No suelo mirar casi nunca la pantalla del ecógrafo en las revisiones anuales, pero esta vez me encaré con el monitor, transgrediendo la aprensión. Y ahí estaba, engreída y ostentosa, una mancha. “¡Cuánto hacemos en la vida por no mancharnos!”, pensé mientras oía las palabras punción y aguja gorda como si llevara tapones en los oídos. Al salir a la calle, las aceras parecían nubes. Lo urgente se diluía ante la palabra mancha , que colonizaba todos los rincones del pensamiento.
La incertidumbre no solo desplegaba sus plumas negras, sino también las misteriosas, ese algo nuevo por vivir. “¿Cómo estás?”, me preguntó mi médico, dos días antes de tener los resultados. “Aterrizando en un nuevo planeta”, le respondí. El mundo seguía encendiendo las luces de sus escaparates, los jóvenes se sentaban en el parque, una anciana con collar de perlas compraba apio a mi lado.
Y ahí estábamos nosotras, casi 300.000 personas al año, andando con nuestro negro diagnóstico. Cómo vas a dejar de oír el rumor de la chiquillada en del patio de colegio, untado del aroma del puchero de las cocinas, después de saber que tienes un adenocarcinoma de mama. ¿Cuál será tu último café, mientras el sol te deslumbra y el día no promete igual para todos?
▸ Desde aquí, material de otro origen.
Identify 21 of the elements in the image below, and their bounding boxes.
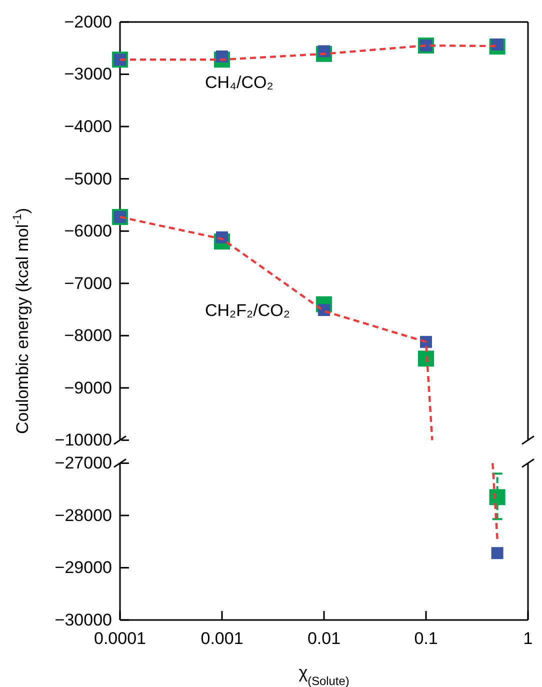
y-tick-label: −4000 bbox=[64, 116, 112, 136]
y-tick-label: −5000 bbox=[64, 169, 112, 188]
annotation: CH₂F₂/CO₂ bbox=[205, 301, 290, 320]
x-tick-label: 0.001 bbox=[200, 629, 244, 648]
y-tick-label: −6000 bbox=[64, 222, 112, 241]
y-tick-label: −2000 bbox=[64, 12, 112, 32]
x-tick-label: 0.0001 bbox=[94, 629, 146, 648]
x-tick-label: 0.1 bbox=[414, 629, 438, 648]
y-tick-label: −9000 bbox=[64, 378, 112, 398]
x-tick-label: 0.01 bbox=[307, 629, 341, 648]
y-tick-label: −29000 bbox=[54, 558, 112, 578]
y-tick-label: −10000 bbox=[54, 430, 112, 450]
annotation: CH₄/CO₂ bbox=[205, 73, 274, 92]
x-tick-label: 1 bbox=[523, 629, 533, 648]
y-tick-label: −8000 bbox=[64, 326, 112, 346]
point bbox=[418, 350, 434, 367]
y-tick-label: −7000 bbox=[64, 274, 112, 293]
y-tick-label: −30000 bbox=[54, 610, 112, 630]
y-tick-label: −3000 bbox=[64, 64, 112, 84]
y-tick-label: −28000 bbox=[54, 506, 112, 525]
y-tick-label: −27000 bbox=[54, 454, 112, 473]
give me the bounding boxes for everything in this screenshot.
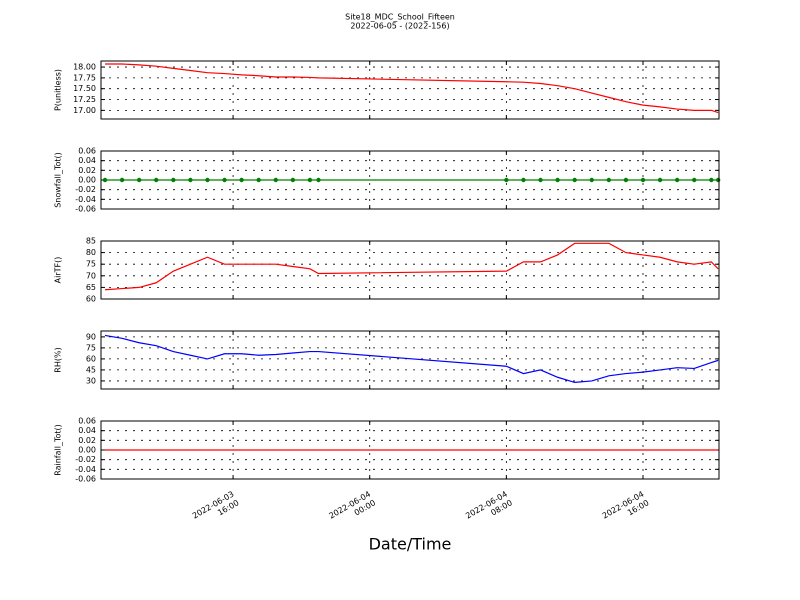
data-point [290,177,296,183]
data-point [136,177,142,183]
data-point [715,177,721,183]
y-tick-label: 90 [86,332,96,341]
data-point [119,177,125,183]
title: Site18_MDC_School_Fifteen [345,13,455,22]
plot-frame [100,60,720,120]
y-tick-label: 17.00 [73,106,96,115]
y-tick-label: -0.06 [75,475,96,484]
y-tick-label: 0.06 [78,417,96,426]
y-tick-label: 75 [86,260,96,269]
y-tick-label: 17.75 [73,73,96,82]
data-point [188,177,193,183]
y-tick-label: -0.04 [75,465,96,474]
data-point [674,177,680,183]
y-tick-label: 17.50 [73,84,96,93]
y-tick-label: 65 [86,283,96,292]
data-point [504,177,509,183]
data-point [692,177,697,183]
data-line [104,242,719,291]
data-point [316,177,321,183]
data-point [205,177,210,183]
data-point [589,177,594,183]
y-tick-label: 70 [86,271,96,280]
y-axis-label: AirTF() [54,257,63,284]
data-point [222,177,227,183]
x-tick-label: 2022-06-0408:00 [464,489,514,529]
x-tick-label: 2022-06-0316:00 [191,489,241,529]
data-point [640,177,646,183]
data-point [171,177,176,183]
data-point [623,177,629,183]
data-point [307,177,313,183]
data-point [239,177,244,183]
y-tick-label: 0.00 [78,446,96,455]
y-tick-label: 0.00 [78,176,96,185]
y-tick-label: 18.00 [73,63,96,72]
data-point [709,177,714,183]
y-axis-label: P(unitless) [54,69,63,111]
y-tick-label: 0.06 [78,147,96,156]
y-tick-label: 60 [86,295,96,304]
data-point [657,177,663,183]
plot-frame [100,150,720,210]
y-tick-label: 80 [86,248,96,257]
y-tick-label: 30 [86,376,96,385]
plot-frame [100,240,720,300]
data-point [538,177,543,183]
y-tick-label: 0.02 [78,436,96,445]
data-point [572,177,577,183]
data-point [521,177,526,183]
data-point [606,177,612,183]
x-tick-label: 2022-06-0400:00 [327,489,377,529]
y-tick-label: 17.25 [73,95,96,104]
subtitle: 2022-06-05 - (2022-156) [350,22,449,31]
y-tick-label: 85 [86,237,96,246]
x-tick-label: 2022-06-0416:00 [600,489,650,529]
data-line [104,63,719,114]
y-tick-label: -0.06 [75,205,96,214]
y-tick-label: 75 [86,343,96,352]
data-point [102,177,108,183]
data-point [256,177,261,183]
data-point [273,177,278,183]
y-tick-label: -0.02 [75,455,96,464]
y-axis-label: Rainfall_Tot() [54,424,63,476]
y-tick-label: -0.04 [75,195,96,204]
y-tick-label: 45 [86,365,96,374]
data-point [154,177,159,183]
data-line [104,334,719,383]
y-tick-label: 60 [86,354,96,363]
y-tick-label: -0.02 [75,185,96,194]
y-tick-label: 0.02 [78,166,96,175]
x-axis-label: Date/Time [369,535,452,554]
plot-frame [100,330,720,390]
y-axis-label: Snowfall_Tot() [54,152,63,208]
y-tick-label: 0.04 [78,156,96,165]
data-point [555,177,560,183]
y-tick-label: 0.04 [78,426,96,435]
plot-frame [100,420,720,480]
y-axis-label: RH(%) [54,347,63,372]
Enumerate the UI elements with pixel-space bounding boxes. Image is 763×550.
Esas ideas se plantan en quienes reciben como diagnóstico esa palabra alarmante, vecina de la muerte aunque ocurra en un 66% de los casos. Enseguida releí a Anatole Broyard, Ebrio de enfermedad, uno de los mis libros preferidos –que me recomendó Juanjo Millás–. En su prólogo, Oliver Sacks subraya que el ser humano, cuando enferma, necesita convertirse en narrador, fraguar un relato de su enfermedad. Porque dentro de cada paciente hay un poeta que intenta salir. Y para ello necesitas un médico que sepa llegar a tu carácter.
En el planeta cáncer, cada pequeña noticia que desmiente un mal mayor es una victoria. Así me lo advirtió Miquel H. Bronchud. No comprendía cómo podían felicitarme tanto: “Qué maravilla de anatomía patológica”. “Luminal A, de los más curables”. El lenguaje cambiaba de bando, y amortiguaba un campo semántico grave con palabras felices.
Una de las mejores medicinas me la administró Antonio de Lacy, mientras aguardaba los resultados del PET-TAC Full Body, una prueba de terror para descartar metástasis. Lacy cogió un folio blanco y escribió en mayúsculas la palabra NO. Me agarré al papel junto a la medalla de la Milagrosa, y me puse a observar detenidamente los lugares por donde respira el dolor. Lo olí muy de cerca en las salas de espera oncológicas; allí nadie habla. Miradas bajas, calvicies brillantes, pañuelos incómodos cubriendo la cicatriz de la química. En los boxes, donde te preparan para las pruebas nucleares, no se puede leer ni mirar el teléfono. ¡Si al menos sonara Bach!
“Me fui del Vall d’Hebron porque dejé de coger las manos de los pacientes. Un día, una mujer ingresada quería verme. Estaba muy malita, pero yo tenía un zoom. Al día siguiente murió. No me lo perdoné. Había perdido la esencia de la medicina. Se premia al que publica y se olvida al buen médico”, me confiesa mi oncólogo Javier Cortés, que me coge la mano con su piel áspera, pues la psoriasis ha sido su manera inconsciente de procesar el dolor.
Son legión quienes luchan para humanizar la medicina y quitarle el estigma al cáncer. Pero urgen creatividad y medios. Porque una vez sales del planeta, la vida cambia de relieve, incluso de tamaño. Has sentido el aliento de lo finito, y ello te hace imparable.